Melissa smiled—soft, proud, and relieved. "You chose restraint, Leo. That's the hardest lesson of all."

Leo exhaled shakily, his hands finally stopping their tremble. "It felt… quieter. Less like a scream and more like a conversation."

Ember studied him, something unreadable flickering in her orange eyes. "That's control," she said. "And control is the only thing that will keep you alive."

For the first time, Leo didn't argue.

They broke formation shortly after, the tension of the exercise bleeding away.

Ember and Melissa remained near the center of the courtyard, instinctively aligning again as Ember adjusted the heat of the stone Melissa was reshaping. Their movements were easy now—not rehearsed, not forced, but fluid.

Leo noticed. He didn't comment, but something about the way they moved together lodged itself in his chest. It looked like... belonging.
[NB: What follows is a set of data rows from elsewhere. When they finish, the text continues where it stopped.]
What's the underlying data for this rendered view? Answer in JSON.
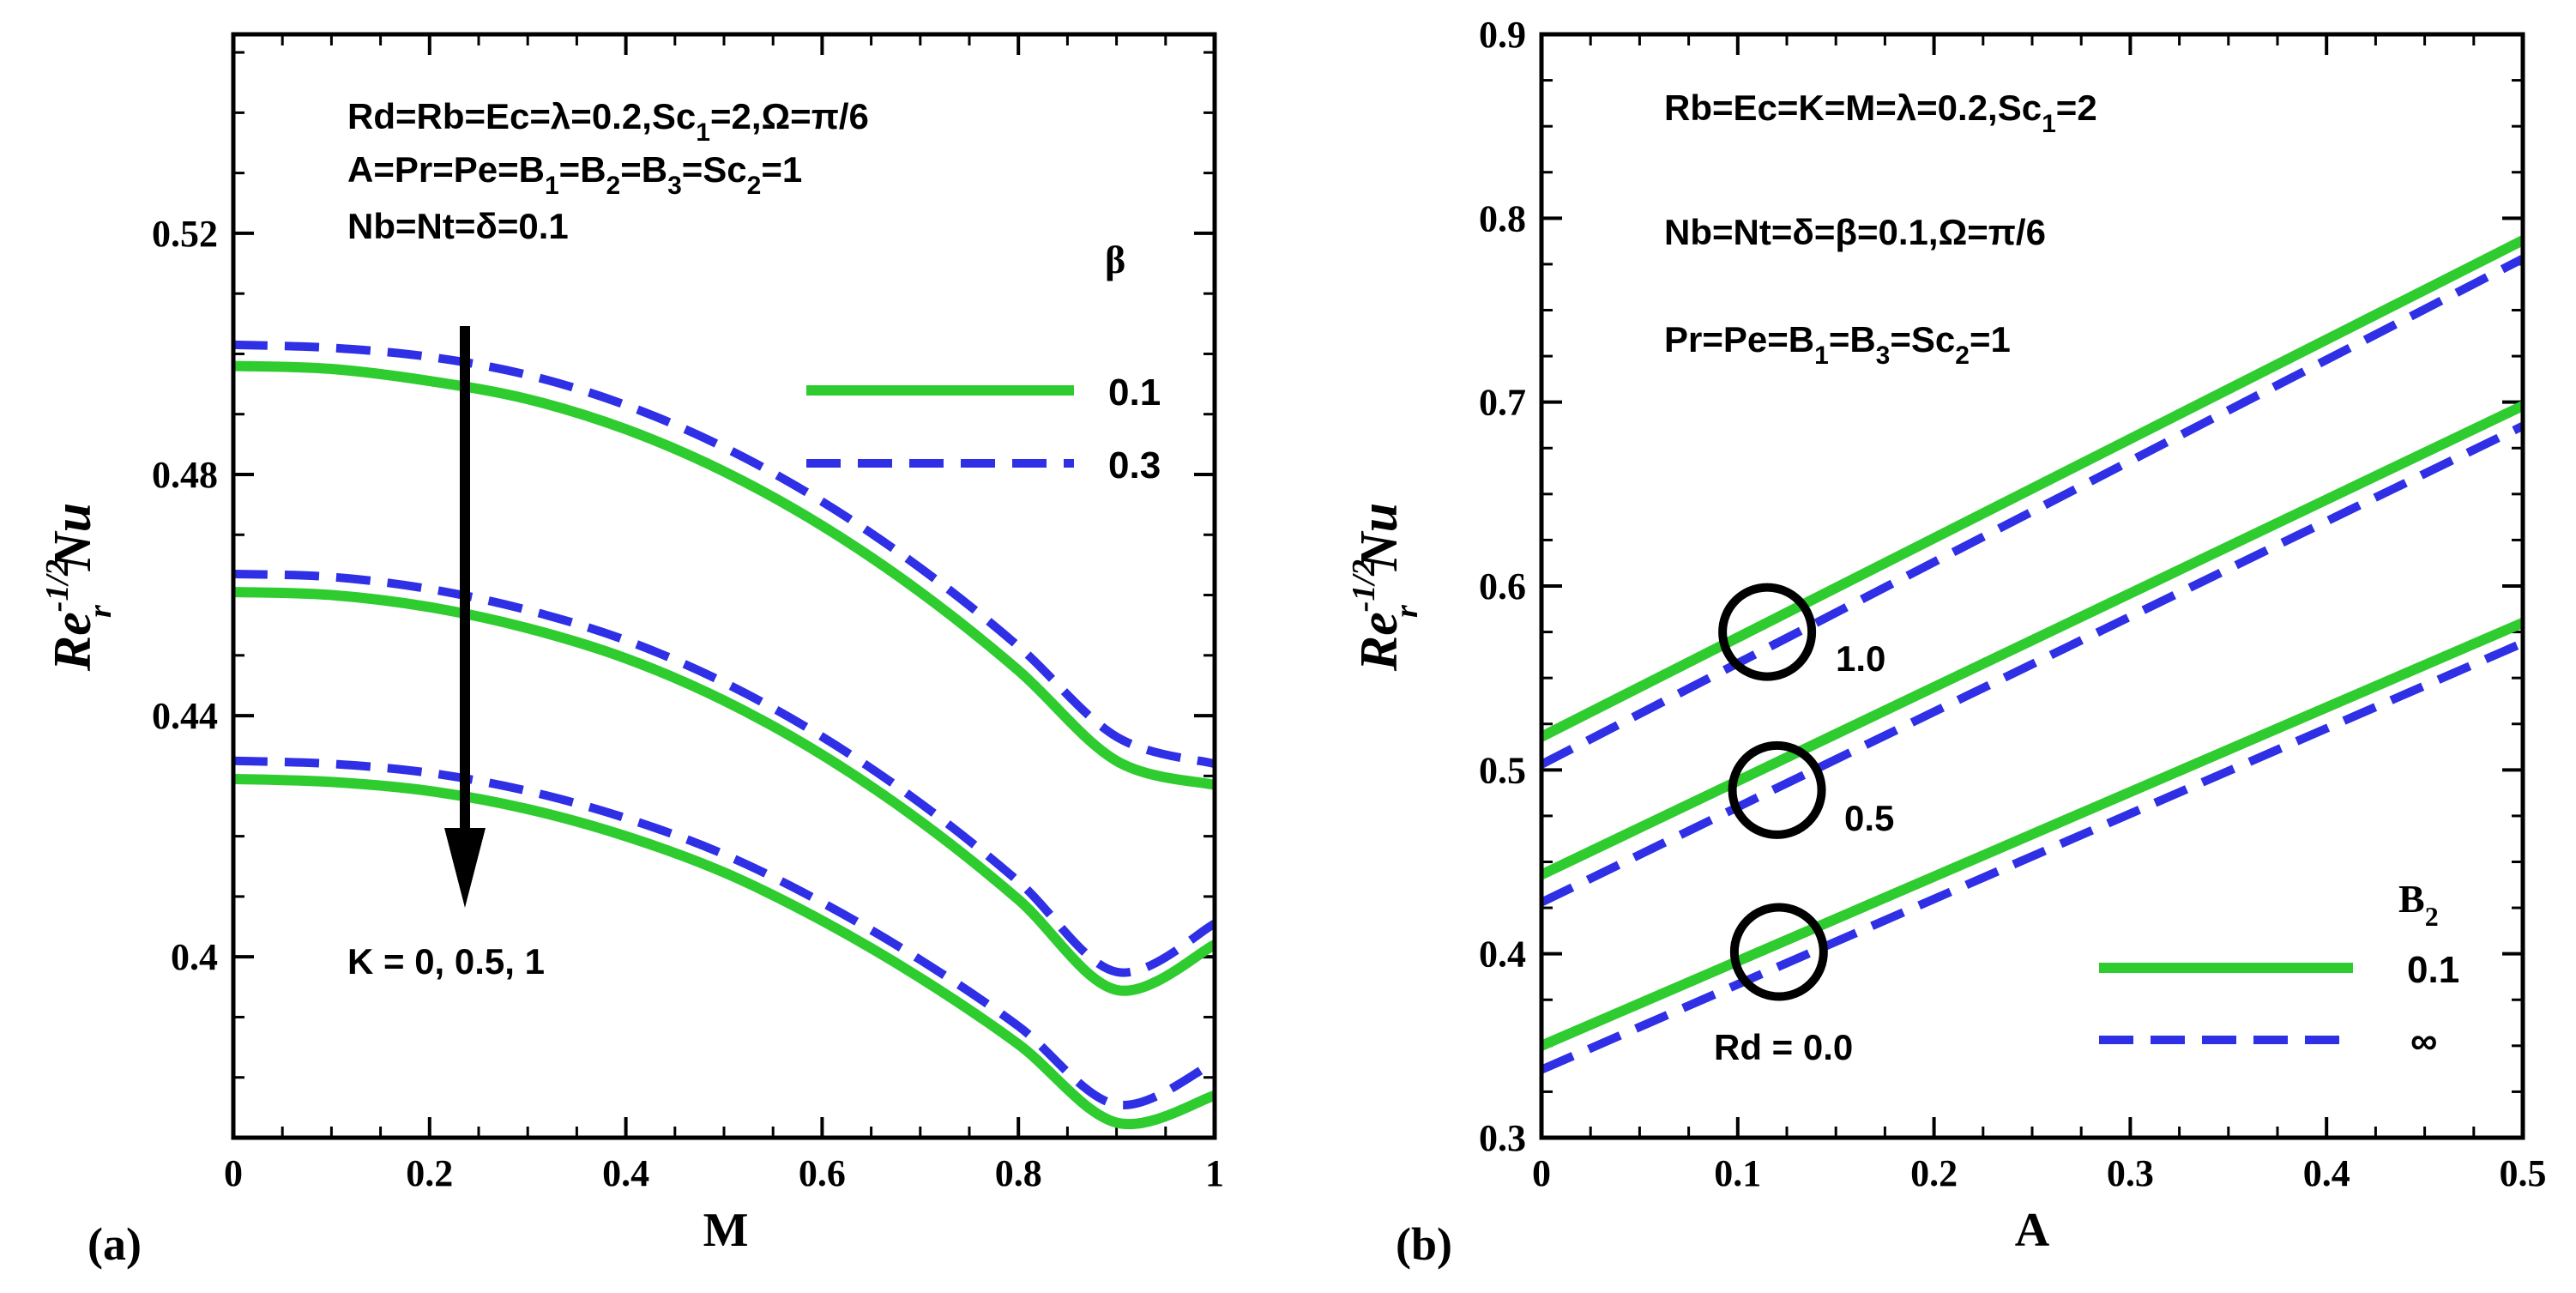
{
  "colors": {
    "green": "#2fcc2f",
    "blue": "#2f2fe6",
    "axis": "#000000",
    "background": "#ffffff"
  },
  "chart_data": [
    {
      "type": "line",
      "panel_label": "(a)",
      "xlabel": "M",
      "ylabel": {
        "base": "Re",
        "sup": "-1/2",
        "sub": "r",
        "tail": "Nu"
      },
      "xlim": [
        0,
        1
      ],
      "ylim": [
        0.37,
        0.553
      ],
      "xticks": [
        0,
        0.2,
        0.4,
        0.6,
        0.8,
        1
      ],
      "xtick_labels": [
        "0",
        "0.2",
        "0.4",
        "0.6",
        "0.8",
        "1"
      ],
      "yticks": [
        0.4,
        0.44,
        0.48,
        0.52
      ],
      "ytick_labels": [
        "0.4",
        "0.44",
        "0.48",
        "0.52"
      ],
      "annotations": {
        "line1": {
          "pre": "Rd=Rb=Ec=λ=0.2,Sc",
          "sub": "1",
          "post": "=2,Ω=π/6"
        },
        "line2": {
          "pre": "A=Pr=Pe=B",
          "sub1": "1",
          "mid1": "=B",
          "sub2": "2",
          "mid2": "=B",
          "sub3": "3",
          "mid3": "=Sc",
          "sub4": "2",
          "post": "=1"
        },
        "line3": "Nb=Nt=δ=0.1",
        "arrow_label": "K = 0, 0.5, 1"
      },
      "legend": {
        "title": "β",
        "entries": [
          {
            "label": "0.1",
            "style": "solid"
          },
          {
            "label": "0.3",
            "style": "dashed"
          }
        ]
      },
      "series": [
        {
          "name": "K=0, β=0.1",
          "style": "solid",
          "x": [
            0,
            0.1,
            0.2,
            0.3,
            0.4,
            0.5,
            0.6,
            0.7,
            0.8,
            0.9,
            1.0
          ],
          "y": [
            0.498,
            0.4975,
            0.4955,
            0.4925,
            0.4875,
            0.4805,
            0.4715,
            0.4605,
            0.4475,
            0.4325,
            0.4285
          ]
        },
        {
          "name": "K=0, β=0.3",
          "style": "dashed",
          "x": [
            0,
            0.1,
            0.2,
            0.3,
            0.4,
            0.5,
            0.6,
            0.7,
            0.8,
            0.9,
            1.0
          ],
          "y": [
            0.5015,
            0.501,
            0.4995,
            0.4965,
            0.4915,
            0.4845,
            0.4755,
            0.4645,
            0.4515,
            0.4365,
            0.432
          ]
        },
        {
          "name": "K=0.5, β=0.1",
          "style": "solid",
          "x": [
            0,
            0.1,
            0.2,
            0.3,
            0.4,
            0.5,
            0.6,
            0.7,
            0.8,
            0.9,
            1.0
          ],
          "y": [
            0.4605,
            0.46,
            0.458,
            0.4545,
            0.4495,
            0.4425,
            0.4335,
            0.4225,
            0.4095,
            0.3945,
            0.402
          ]
        },
        {
          "name": "K=0.5, β=0.3",
          "style": "dashed",
          "x": [
            0,
            0.1,
            0.2,
            0.3,
            0.4,
            0.5,
            0.6,
            0.7,
            0.8,
            0.9,
            1.0
          ],
          "y": [
            0.4635,
            0.463,
            0.461,
            0.4575,
            0.4525,
            0.4455,
            0.4365,
            0.4255,
            0.4125,
            0.3975,
            0.4055
          ]
        },
        {
          "name": "K=1, β=0.1",
          "style": "solid",
          "x": [
            0,
            0.1,
            0.2,
            0.3,
            0.4,
            0.5,
            0.6,
            0.7,
            0.8,
            0.9,
            1.0
          ],
          "y": [
            0.4295,
            0.429,
            0.4275,
            0.4245,
            0.42,
            0.414,
            0.406,
            0.3965,
            0.3855,
            0.3725,
            0.377
          ]
        },
        {
          "name": "K=1, β=0.3",
          "style": "dashed",
          "x": [
            0,
            0.1,
            0.2,
            0.3,
            0.4,
            0.5,
            0.6,
            0.7,
            0.8,
            0.9,
            1.0
          ],
          "y": [
            0.4325,
            0.432,
            0.4305,
            0.4275,
            0.423,
            0.417,
            0.409,
            0.3995,
            0.3885,
            0.3755,
            0.3825
          ]
        }
      ]
    },
    {
      "type": "line",
      "panel_label": "(b)",
      "xlabel": "A",
      "ylabel": {
        "base": "Re",
        "sup": "-1/2",
        "sub": "r",
        "tail": "Nu"
      },
      "xlim": [
        0,
        0.5
      ],
      "ylim": [
        0.3,
        0.9
      ],
      "xticks": [
        0,
        0.1,
        0.2,
        0.3,
        0.4,
        0.5
      ],
      "xtick_labels": [
        "0",
        "0.1",
        "0.2",
        "0.3",
        "0.4",
        "0.5"
      ],
      "yticks": [
        0.3,
        0.4,
        0.5,
        0.6,
        0.7,
        0.8,
        0.9
      ],
      "ytick_labels": [
        "0.3",
        "0.4",
        "0.5",
        "0.6",
        "0.7",
        "0.8",
        "0.9"
      ],
      "annotations": {
        "line1": {
          "pre": "Rb=Ec=K=M=λ=0.2,Sc",
          "sub": "1",
          "post": "=2"
        },
        "line2": "Nb=Nt=δ=β=0.1,Ω=π/6",
        "line3": {
          "pre": "Pr=Pe=B",
          "sub1": "1",
          "mid1": "=B",
          "sub2": "3",
          "mid2": "=Sc",
          "sub3": "2",
          "post": "=1"
        },
        "rd_labels": [
          "1.0",
          "0.5",
          "Rd = 0.0"
        ]
      },
      "circle_markers": [
        {
          "x": 0.115,
          "y": 0.575
        },
        {
          "x": 0.12,
          "y": 0.489
        },
        {
          "x": 0.121,
          "y": 0.401
        }
      ],
      "legend": {
        "title": {
          "base": "B",
          "sub": "2"
        },
        "entries": [
          {
            "label": "0.1",
            "style": "solid"
          },
          {
            "label": "∞",
            "style": "dashed"
          }
        ]
      },
      "series": [
        {
          "name": "Rd=1.0, B2=0.1",
          "style": "solid",
          "x": [
            0,
            0.5
          ],
          "y": [
            0.518,
            0.788
          ]
        },
        {
          "name": "Rd=1.0, B2=∞",
          "style": "dashed",
          "x": [
            0,
            0.5
          ],
          "y": [
            0.503,
            0.778
          ]
        },
        {
          "name": "Rd=0.5, B2=0.1",
          "style": "solid",
          "x": [
            0,
            0.5
          ],
          "y": [
            0.443,
            0.698
          ]
        },
        {
          "name": "Rd=0.5, B2=∞",
          "style": "dashed",
          "x": [
            0,
            0.5
          ],
          "y": [
            0.428,
            0.687
          ]
        },
        {
          "name": "Rd=0.0, B2=0.1",
          "style": "solid",
          "x": [
            0,
            0.5
          ],
          "y": [
            0.35,
            0.58
          ]
        },
        {
          "name": "Rd=0.0, B2=∞",
          "style": "dashed",
          "x": [
            0,
            0.5
          ],
          "y": [
            0.337,
            0.569
          ]
        }
      ]
    }
  ]
}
Far away—far beyond the realm's borders and the reach of Avalon—something stirred.

A chamber made of black glass and faded, bleeding sigils pulsed faintly as a figure stepped into the dim light. They were not fully formed, appearing more like a silhouette against a dying star.
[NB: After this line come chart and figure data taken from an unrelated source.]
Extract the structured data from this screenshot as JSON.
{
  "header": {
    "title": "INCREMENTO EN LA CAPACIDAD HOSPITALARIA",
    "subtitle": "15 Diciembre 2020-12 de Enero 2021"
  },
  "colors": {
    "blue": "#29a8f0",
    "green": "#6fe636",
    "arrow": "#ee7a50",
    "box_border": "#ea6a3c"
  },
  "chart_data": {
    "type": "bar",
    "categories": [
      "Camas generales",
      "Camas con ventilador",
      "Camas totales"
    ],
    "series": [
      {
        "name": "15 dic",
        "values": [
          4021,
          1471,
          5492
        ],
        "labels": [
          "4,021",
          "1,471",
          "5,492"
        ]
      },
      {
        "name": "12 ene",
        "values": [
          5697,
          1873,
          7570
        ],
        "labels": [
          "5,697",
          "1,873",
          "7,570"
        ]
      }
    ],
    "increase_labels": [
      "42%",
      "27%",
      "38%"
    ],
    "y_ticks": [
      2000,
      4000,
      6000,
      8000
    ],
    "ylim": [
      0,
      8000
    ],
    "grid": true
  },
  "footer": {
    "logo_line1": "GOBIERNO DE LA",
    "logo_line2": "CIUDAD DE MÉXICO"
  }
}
"Confirmed," a voice murmured, the sound echoing unnaturally against the glass. "The star has awakened."

Another presence shifted in the darkness, sounding amused. "Too early. He is still a child playing with sparks."

"Not early," the first corrected, their voice cold. "Unrefined. There is a difference."

A projection flared briefly in the center of the room—an image of Leo in the courtyard, stone rising at his command, controlled and deliberate.

"So he has learned to listen," the second said softly. "That changes the timeline."

A long pause followed.

"Shall we advance? The Hounds are eager."

"No," came the answer. Calm. Certain. "Let the realms believe they are stabilizing. Let the guardians think they have time."

The image shifted—showing Ember and Melissa moving in perfect sync.

"And the guardians?"

A faint, cruel smile touched the shadow's voice. "Especially them. Let them grow attached. It makes the eventual break so much more... permanent."

The projection faded, and the chamber returned to total darkness.

Back in the courtyard, Leo rubbed his hands together, still feeling the echo of the stone responding to his will.

"I'm still not a king," he said quietly to the air.

Ember glanced at him as she walked past toward the armory. "No one's asking you to be. Not yet."

Melissa met his eyes, her gaze steady. "Just… don't stop choosing, Leo."

Leo nodded, looking up at the sky. It remained clear, a beautiful indigo canopy. But the air—ever so slightly—had begun to lean, like the world was tilting toward a storm they couldn't yet see.